- Music
- 11 May 06
Discuss: The Libertines – one of the most exciting personality clashes since Mick & Keef/Strummer & Jones/Morrissey & Marr, or Jam-my dodgers in matching emperor’s new Sgt. Pepper suits who struck lucky with a couple of decent tunes? Aw, who cares.
Discuss: The Libertines – one of the most exciting personality clashes since Mick & Keef/Strummer & Jones/Morrissey & Marr, or Jam-my dodgers in matching emperor’s new Sgt. Pepper suits who struck lucky with a couple of decent tunes?
Aw, who cares.
Having assessed Babyshambles’ debut some months ago (pretty damn good for a car crash on legs) let us now consider Monsieur Barat’s combo on its own merits.

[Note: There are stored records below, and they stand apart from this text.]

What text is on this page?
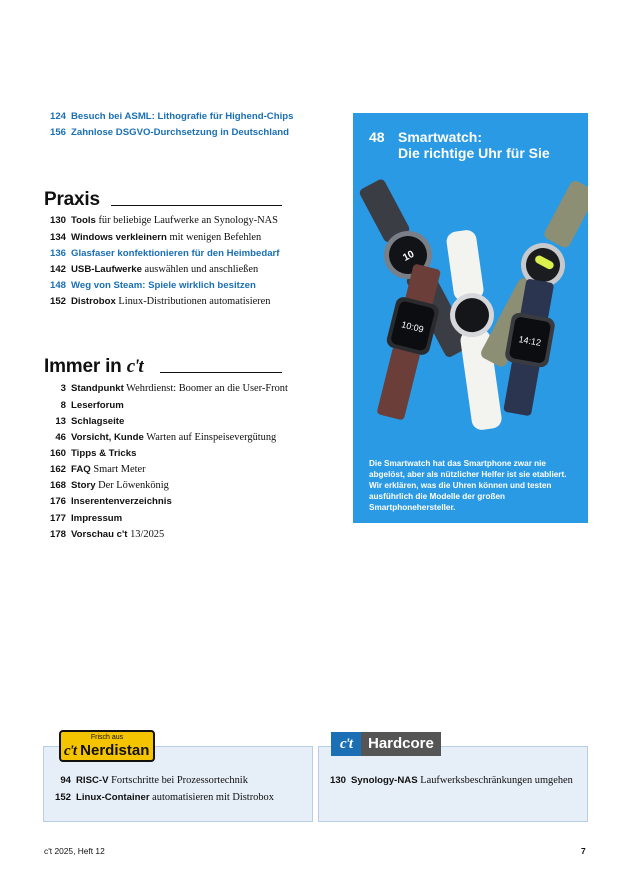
124 Besuch bei ASML: Lithografie für Highend-Chips
156 Zahnlose DSGVO-Durchsetzung in Deutschland
Praxis
130 Tools für beliebige Laufwerke an Synology-NAS
134 Windows verkleinern mit wenigen Befehlen
136 Glasfaser konfektionieren für den Heimbedarf
142 USB-Laufwerke auswählen und anschließen
148 Weg von Steam: Spiele wirklich besitzen
152 Distrobox Linux-Distributionen automatisieren
Immer in c't
3 Standpunkt Wehrdienst: Boomer an die User-Front
8 Leserforum
13 Schlagseite
46 Vorsicht, Kunde Warten auf Einspeisevergütung
160 Tipps & Tricks
162 FAQ Smart Meter
168 Story Der Löwenkönig
176 Inserentenverzeichnis
177 Impressum
178 Vorschau c't 13/2025
48 Smartwatch:
Die richtige Uhr für Sie
10
10:09
14:12
Die Smartwatch hat das Smartphone zwar nie abgelöst, aber als nützlicher Helfer ist sie etabliert. Wir erklären, was die Uhren können und testen ausführlich die Modelle der großen Smartphonehersteller.
Frisch aus
c't Nerdistan
94 RISC-V Fortschritte bei Prozessortechnik
152 Linux-Container automatisieren mit Distrobox
c't	Hardcore
130 Synology-NAS Laufwerksbeschränkungen umgehen
c't 2025, Heft 12	7
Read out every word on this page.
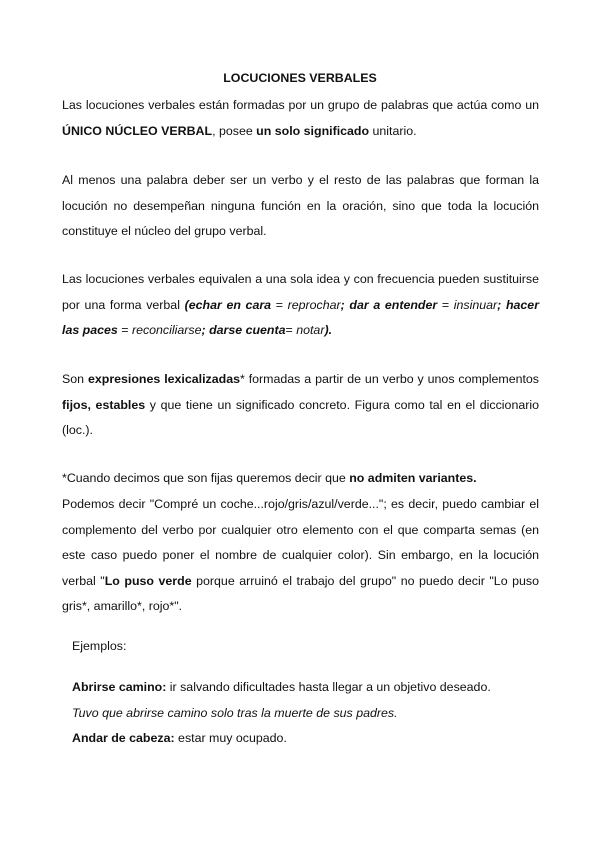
LOCUCIONES VERBALES
Las locuciones verbales están formadas por un grupo de palabras que actúa como un ÚNICO NÚCLEO VERBAL, posee un solo significado unitario.
Al menos una palabra deber ser un verbo y el resto de las palabras que forman la locución no desempeñan ninguna función en la oración, sino que toda la locución constituye el núcleo del grupo verbal.
Las locuciones verbales equivalen a una sola idea y con frecuencia pueden sustituirse por una forma verbal (echar en cara = reprochar; dar a entender = insinuar; hacer las paces = reconciliarse; darse cuenta= notar).
Son expresiones lexicalizadas* formadas a partir de un verbo y unos complementos fijos, estables y que tiene un significado concreto. Figura como tal en el diccionario (loc.).
*Cuando decimos que son fijas queremos decir que no admiten variantes.
Podemos decir "Compré un coche...rojo/gris/azul/verde..."; es decir, puedo cambiar el complemento del verbo por cualquier otro elemento con el que comparta semas (en este caso puedo poner el nombre de cualquier color). Sin embargo, en la locución verbal "Lo puso verde porque arruinó el trabajo del grupo" no puedo decir "Lo puso gris*, amarillo*, rojo*".
Ejemplos:
Abrirse camino: ir salvando dificultades hasta llegar a un objetivo deseado.
Tuvo que abrirse camino solo tras la muerte de sus padres.
Andar de cabeza: estar muy ocupado.
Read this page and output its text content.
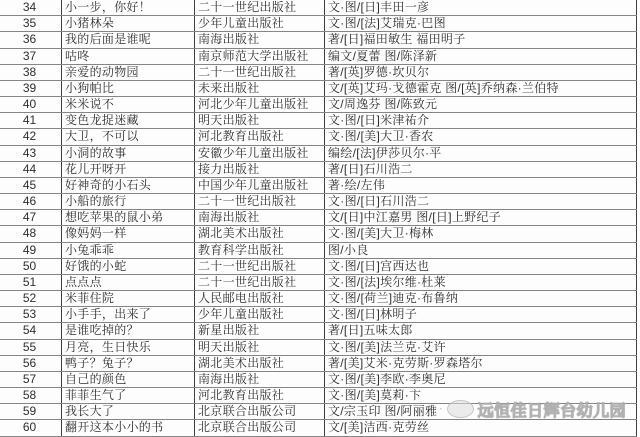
34	小一步，你好！	二十一世纪出版社	文·图/[日]丰田一彦
35	小猪林朵	少年儿童出版社	文·图/[法]艾瑞克·巴图
36	我的后面是谁呢	南海出版社	著/[日]福田敏生 福田明子
37	咕咚	南京师范大学出版社	编文/夏蕾 图/陈泽新
38	亲爱的动物园	二十一世纪出版社	著/[英]罗德·坎贝尔
39	小狗帕比	未来出版社	文/[英]艾玛·戈德霍克 图/[英]乔纳森·兰伯特
40	米米说不	河北少年儿童出版社	文/周逸芬 图/陈致元
41	变色龙捉迷藏	明天出版社	文·图/[日]米津祐介
42	大卫，不可以	河北教育出版社	文·图/[美]大卫·香农
43	小洞的故事	安徽少年儿童出版社	编绘/[法]伊莎贝尔·平
44	花儿开呀开	接力出版社	著/[日]石川浩二
45	好神奇的小石头	中国少年儿童出版社	著·绘/左伟
46	小船的旅行	二十一世纪出版社	文·图/[日]石川浩二
47	想吃苹果的鼠小弟	南海出版社	文/[日]中江嘉男 图/[日]上野纪子
48	像妈妈一样	湖北美术出版社	文·图/[美]大卫·梅林
49	小兔乖乖	教育科学出版社	图/小良
50	好饿的小蛇	二十一世纪出版社	文·图/[日]宫西达也
51	点点点	二十一世纪出版社	文·图/[法]埃尔维·杜莱
52	米菲住院	人民邮电出版社	文·图/[荷兰]迪克·布鲁纳
53	小手手，出来了	少年儿童出版社	文·图/[日]林明子
54	是谁吃掉的？	新星出版社	著/[日]五味太郎
55	月亮，生日快乐	明天出版社	文·图/[美]法兰克·艾许
56	鸭子？兔子？	湖北美术出版社	著/[美]艾米·克劳斯·罗森塔尔
57	自己的颜色	南海出版社	文·图/[美]李欧·李奥尼
58	菲菲生气了	河北教育出版社	文·图/[美]莫莉·卞
59	我长大了	北京联合出版公司	文/宗玉印 图/阿丽雅
60	翻开这本小小的书	北京联合出版公司	文/[美]洁西·克劳丝
·· 远恒佳日辉台幼儿园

First off, fans of either the aforementioned acts will be pleased to know that Carl has not customised this new vehicle as a means of fulfilling that long-harboured jazz odyssey or Lithuanian folk fetish. Nope, the opening ‘Deadwood’ tells you pretty much all you need to know about what’s ahead: spunky, punky guitar riffs, a nod to the late-60s more-fills-please school of power trio beatkeeping (courtesy of ex Libber Gary Powell), and a cheeky, nod’s-as-good-as-a-wink approach to songwriting that evokes early Who, Kinks and Small Faces hopped up on late 70s pep pills. (Did somebody say Arctic Monkeys?)

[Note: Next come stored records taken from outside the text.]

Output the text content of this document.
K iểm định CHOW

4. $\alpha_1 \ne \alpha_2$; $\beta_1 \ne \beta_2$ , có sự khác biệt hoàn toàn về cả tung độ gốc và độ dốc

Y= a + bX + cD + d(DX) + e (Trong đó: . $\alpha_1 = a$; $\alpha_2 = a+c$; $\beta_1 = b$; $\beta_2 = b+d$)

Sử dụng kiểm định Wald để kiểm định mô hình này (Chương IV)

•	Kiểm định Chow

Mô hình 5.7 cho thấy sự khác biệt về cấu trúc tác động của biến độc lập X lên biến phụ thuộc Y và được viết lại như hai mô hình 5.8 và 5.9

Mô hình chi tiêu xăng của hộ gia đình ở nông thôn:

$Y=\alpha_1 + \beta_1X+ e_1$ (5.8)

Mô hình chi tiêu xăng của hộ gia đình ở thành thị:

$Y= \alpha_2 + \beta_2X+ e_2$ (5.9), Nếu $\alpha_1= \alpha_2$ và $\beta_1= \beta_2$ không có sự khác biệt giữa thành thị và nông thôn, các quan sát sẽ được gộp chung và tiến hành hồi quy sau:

If Barat is anything like his songs, he’s one of those itchy, twitchy guys you really don’t want to be stuck next to on a long train journey. He seems obsessed with squeezing as much musical flotsam as possible into otherwise unambivalent assemblies of verse, chorus and bridge.

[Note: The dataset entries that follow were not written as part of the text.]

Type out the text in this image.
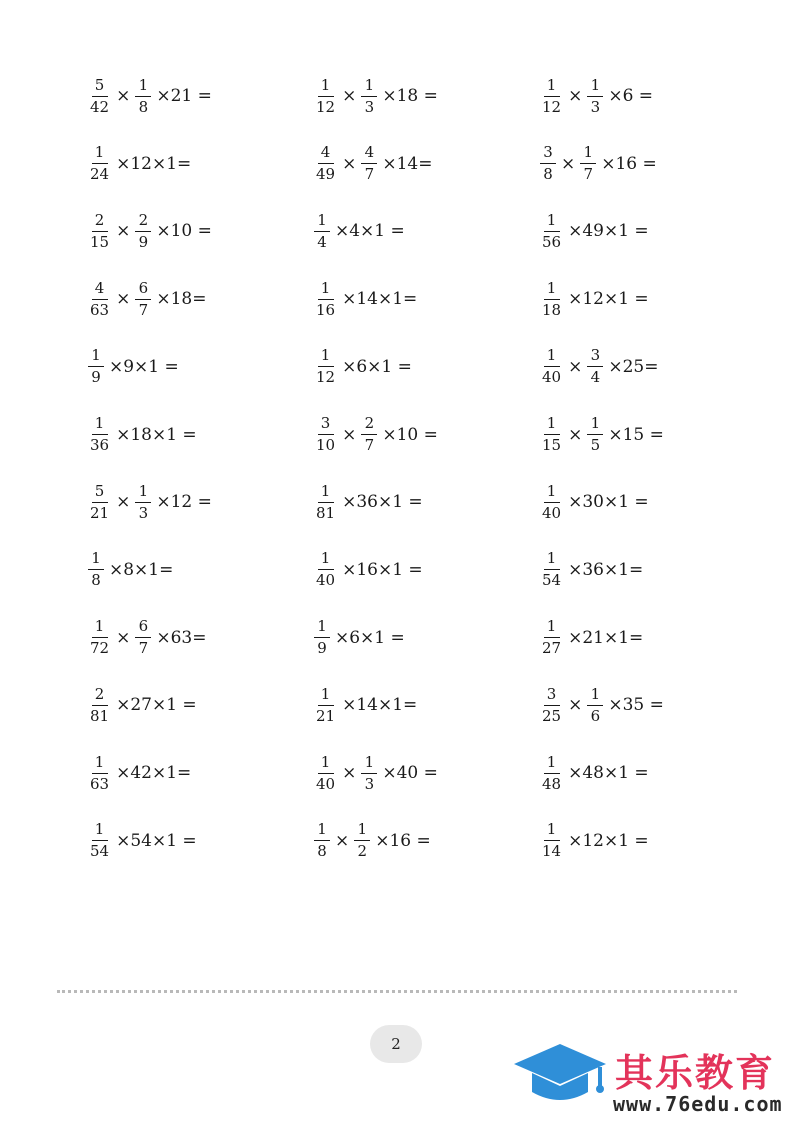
$\frac{5}{42} \times \frac{1}{8} \times 21$ =	$\frac{1}{12} \times \frac{1}{3} \times 18$ =	$\frac{1}{12} \times \frac{1}{3} \times 6$ =
$\frac{1}{24} \times 12\times 1=$	$\frac{4}{49} \times \frac{4}{7} \times 14=$	$\frac{3}{8} \times \frac{1}{7} \times 16$ =
$\frac{2}{15} \times \frac{2}{9} \times 10$ =	$\frac{1}{4} \times 4\times 1$ =	$\frac{1}{56} \times 49\times 1$ =
$\frac{4}{63} \times \frac{6}{7} \times 18=$	$\frac{1}{16} \times 14\times 1=$	$\frac{1}{18} \times 12\times 1$ =
$\frac{1}{9} \times 9\times 1$ =	$\frac{1}{12} \times 6\times 1$ =	$\frac{1}{40} \times \frac{3}{4} \times 25=$
$\frac{1}{36} \times 18\times 1$ =	$\frac{3}{10} \times \frac{2}{7} \times 10$ =	$\frac{1}{15} \times \frac{1}{5} \times 15$ =
$\frac{5}{21} \times \frac{1}{3} \times 12$ =	$\frac{1}{81} \times 36\times 1$ =	$\frac{1}{40} \times 30\times 1$ =
$\frac{1}{8} \times 8\times 1=$	$\frac{1}{40} \times 16\times 1$ =	$\frac{1}{54} \times 36\times 1=$
$\frac{1}{72} \times \frac{6}{7} \times 63=$	$\frac{1}{9} \times 6\times 1$ =	$\frac{1}{27} \times 21\times 1=$
$\frac{2}{81} \times 27\times 1$ =	$\frac{1}{21} \times 14\times 1=$	$\frac{3}{25} \times \frac{1}{6} \times 35$ =
$\frac{1}{63} \times 42\times 1=$	$\frac{1}{40} \times \frac{1}{3} \times 40$ =	$\frac{1}{48} \times 48\times 1$ =
$\frac{1}{54} \times 54\times 1$ =	$\frac{1}{8} \times \frac{1}{2} \times 16$ =	$\frac{1}{14} \times 12\times 1$ =
2
其乐教育
www.76edu.com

For instance, ‘Doctors & Dealers’ slinks slyly through the back door before the meds kick in and it starts barreling around your kitchen in one hell of an amphetamine rush. ‘Bang Bang You’re Dead’ promises Specials-style skank then quickly changes its mind and settles into classic Libertines by way of Blur kitchen stink drama.
Mind you, they do sulky and skulking very well, as with ‘Blood Thirsty Bastards’ and ‘If You Love A Woman’. Elsewhere ‘The Gentry Cove’ locates the sea shanty hidden in white reggae and lashes it to a tight, taut Clash-like frame. ‘Gin & Milk’ has the best punky-ragga guitar break since ‘Vision Of Division’ off the last Strokes album. And ‘Wondering’ boasts the album’s best tune, arrangement, and lyric, somewhere between Ruts-y toughness, Only Ones poise and All Mod Cons economy.
At 11 tunes in 33 minutes, these guys don’t mince riffs. Waterloo To Anywhere is not going to revolutionise the form, but for those of you who believe the thrum of Pythagoras’ cosmic monochord ain’t nothing compared to a Tele through an AC30 backed by a guy who knows what to do with a Gretsch kit, this might just make your weekend.